Balthazar, the iguana, is nearly four feet long and was once a pet before he was found in an alley in Ballinger. His former habitat was a long, thin, wood and glass box stacked on top of the Burmese python. The poor iguana couldn’t even climb up the thin branch that was in his box.
“The iguana used to be on top of the Burmese python,” said Andrew Garcia, Coordinator of the San Angelo Nature Center. “There was nowhere for him to climb, that branch couldn’t hold his weight.”
When the cub scouts came to the Nature Center in search of a project to help them earn their woodworking badge, staff surveyed the situation and decided Balthazar would benefit most from a new habitat. In order to qualify for the badge, carpentry projects have to fall into one of three categories, one of which includes that the project benefit a nonprofit, charitable organization.

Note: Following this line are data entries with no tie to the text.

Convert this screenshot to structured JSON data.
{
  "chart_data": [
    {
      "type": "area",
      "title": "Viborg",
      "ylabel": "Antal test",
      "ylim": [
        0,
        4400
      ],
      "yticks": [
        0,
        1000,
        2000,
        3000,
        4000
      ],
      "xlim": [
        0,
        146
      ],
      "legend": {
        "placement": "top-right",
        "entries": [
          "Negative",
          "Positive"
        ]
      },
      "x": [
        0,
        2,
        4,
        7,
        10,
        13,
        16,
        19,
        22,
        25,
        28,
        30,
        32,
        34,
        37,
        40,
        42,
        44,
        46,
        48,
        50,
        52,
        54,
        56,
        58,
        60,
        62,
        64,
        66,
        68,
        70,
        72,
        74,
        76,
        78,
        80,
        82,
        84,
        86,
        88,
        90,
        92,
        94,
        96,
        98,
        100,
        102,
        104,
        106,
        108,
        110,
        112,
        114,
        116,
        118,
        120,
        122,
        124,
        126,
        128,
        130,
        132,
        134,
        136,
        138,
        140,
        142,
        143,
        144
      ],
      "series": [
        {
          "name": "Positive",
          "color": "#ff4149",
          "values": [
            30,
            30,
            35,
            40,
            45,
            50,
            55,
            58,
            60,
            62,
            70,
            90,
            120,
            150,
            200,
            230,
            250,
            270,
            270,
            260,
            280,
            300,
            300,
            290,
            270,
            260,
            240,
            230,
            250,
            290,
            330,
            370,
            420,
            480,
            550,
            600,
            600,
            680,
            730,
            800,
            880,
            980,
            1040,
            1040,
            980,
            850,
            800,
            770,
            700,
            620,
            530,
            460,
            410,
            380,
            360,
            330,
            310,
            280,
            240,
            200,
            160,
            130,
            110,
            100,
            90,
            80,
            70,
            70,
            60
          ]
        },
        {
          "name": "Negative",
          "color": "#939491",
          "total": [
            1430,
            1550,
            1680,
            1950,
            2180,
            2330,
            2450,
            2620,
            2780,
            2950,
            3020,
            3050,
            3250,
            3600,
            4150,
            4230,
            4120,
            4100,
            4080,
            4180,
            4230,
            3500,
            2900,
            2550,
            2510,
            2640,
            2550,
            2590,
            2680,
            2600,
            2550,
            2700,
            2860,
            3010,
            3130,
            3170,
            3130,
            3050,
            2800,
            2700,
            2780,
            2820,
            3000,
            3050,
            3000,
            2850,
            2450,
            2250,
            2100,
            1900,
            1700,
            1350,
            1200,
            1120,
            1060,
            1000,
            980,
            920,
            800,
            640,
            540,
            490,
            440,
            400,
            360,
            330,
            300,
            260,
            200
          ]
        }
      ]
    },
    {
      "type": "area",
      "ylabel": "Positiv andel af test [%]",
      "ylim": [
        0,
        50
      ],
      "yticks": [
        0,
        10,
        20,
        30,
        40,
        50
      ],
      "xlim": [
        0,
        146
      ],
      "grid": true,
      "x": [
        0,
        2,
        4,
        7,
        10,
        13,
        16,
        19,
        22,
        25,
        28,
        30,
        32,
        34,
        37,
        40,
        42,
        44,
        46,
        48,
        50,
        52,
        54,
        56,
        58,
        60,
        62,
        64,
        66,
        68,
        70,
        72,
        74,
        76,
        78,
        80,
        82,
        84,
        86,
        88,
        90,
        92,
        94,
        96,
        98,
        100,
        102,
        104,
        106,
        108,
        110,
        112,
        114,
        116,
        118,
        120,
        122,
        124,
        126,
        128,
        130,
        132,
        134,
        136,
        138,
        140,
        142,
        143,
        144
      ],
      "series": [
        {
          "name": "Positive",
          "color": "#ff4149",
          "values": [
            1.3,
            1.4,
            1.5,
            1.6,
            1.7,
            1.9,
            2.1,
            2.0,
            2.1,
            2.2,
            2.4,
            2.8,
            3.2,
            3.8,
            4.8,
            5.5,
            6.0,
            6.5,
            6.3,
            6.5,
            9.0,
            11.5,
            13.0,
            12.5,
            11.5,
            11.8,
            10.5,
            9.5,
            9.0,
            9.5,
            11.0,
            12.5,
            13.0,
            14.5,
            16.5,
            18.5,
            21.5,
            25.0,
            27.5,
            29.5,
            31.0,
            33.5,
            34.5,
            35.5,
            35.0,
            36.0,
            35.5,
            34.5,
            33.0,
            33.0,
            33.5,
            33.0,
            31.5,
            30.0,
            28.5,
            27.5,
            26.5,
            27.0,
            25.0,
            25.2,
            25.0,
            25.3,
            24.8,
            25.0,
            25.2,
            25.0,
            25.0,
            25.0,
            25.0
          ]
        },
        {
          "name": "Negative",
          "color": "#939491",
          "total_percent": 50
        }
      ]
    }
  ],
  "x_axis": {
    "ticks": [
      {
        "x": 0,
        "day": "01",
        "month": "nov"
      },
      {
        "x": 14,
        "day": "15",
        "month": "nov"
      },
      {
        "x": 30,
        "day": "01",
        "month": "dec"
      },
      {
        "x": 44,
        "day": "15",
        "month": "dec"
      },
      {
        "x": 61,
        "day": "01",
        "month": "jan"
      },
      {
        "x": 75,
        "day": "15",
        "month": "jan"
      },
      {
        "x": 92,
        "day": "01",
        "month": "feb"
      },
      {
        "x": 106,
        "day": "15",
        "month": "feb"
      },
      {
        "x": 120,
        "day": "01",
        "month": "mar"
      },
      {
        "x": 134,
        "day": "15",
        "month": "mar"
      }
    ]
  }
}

The boys interest in the Nature Center provided the perfect outlet for marrying the woodwork with a good cause. “They said ‘well we want to do a couple of small projects and one large project,’” Garcia said. “Small ones would be birdhouses or bat houses. It’s already too late for birds to find a new place to nest, everybody’s hunkered down for the winter.”
Balthazar has been a resident and popular attraction at the center since October, and due to his house-pet past, enjoys being scratched and held. Thanks to Pack 374 Webelos Two, Balthazar now has a habitation that allows him to climb up to the sunlight.
The enclosure is quite roomy, so much so that the young scouts, ranging from ages seven to 10, had to assemble the wood and glass box at the center after building it. Now the huge wood and glass box stands approximately eight feet high and four feet wide, and has a wooden path with rope to grip leading up to Balthazar’s rope hammock and sun lamp.
Balthazar is now the center of attention in the reptile room; quite literally, actually, as his enclosure forms an island in the middle of the area.
Garcia and Nature Center staff are very thankful for the cub scouts and hopes they want to continue working with the Nature Center in the future.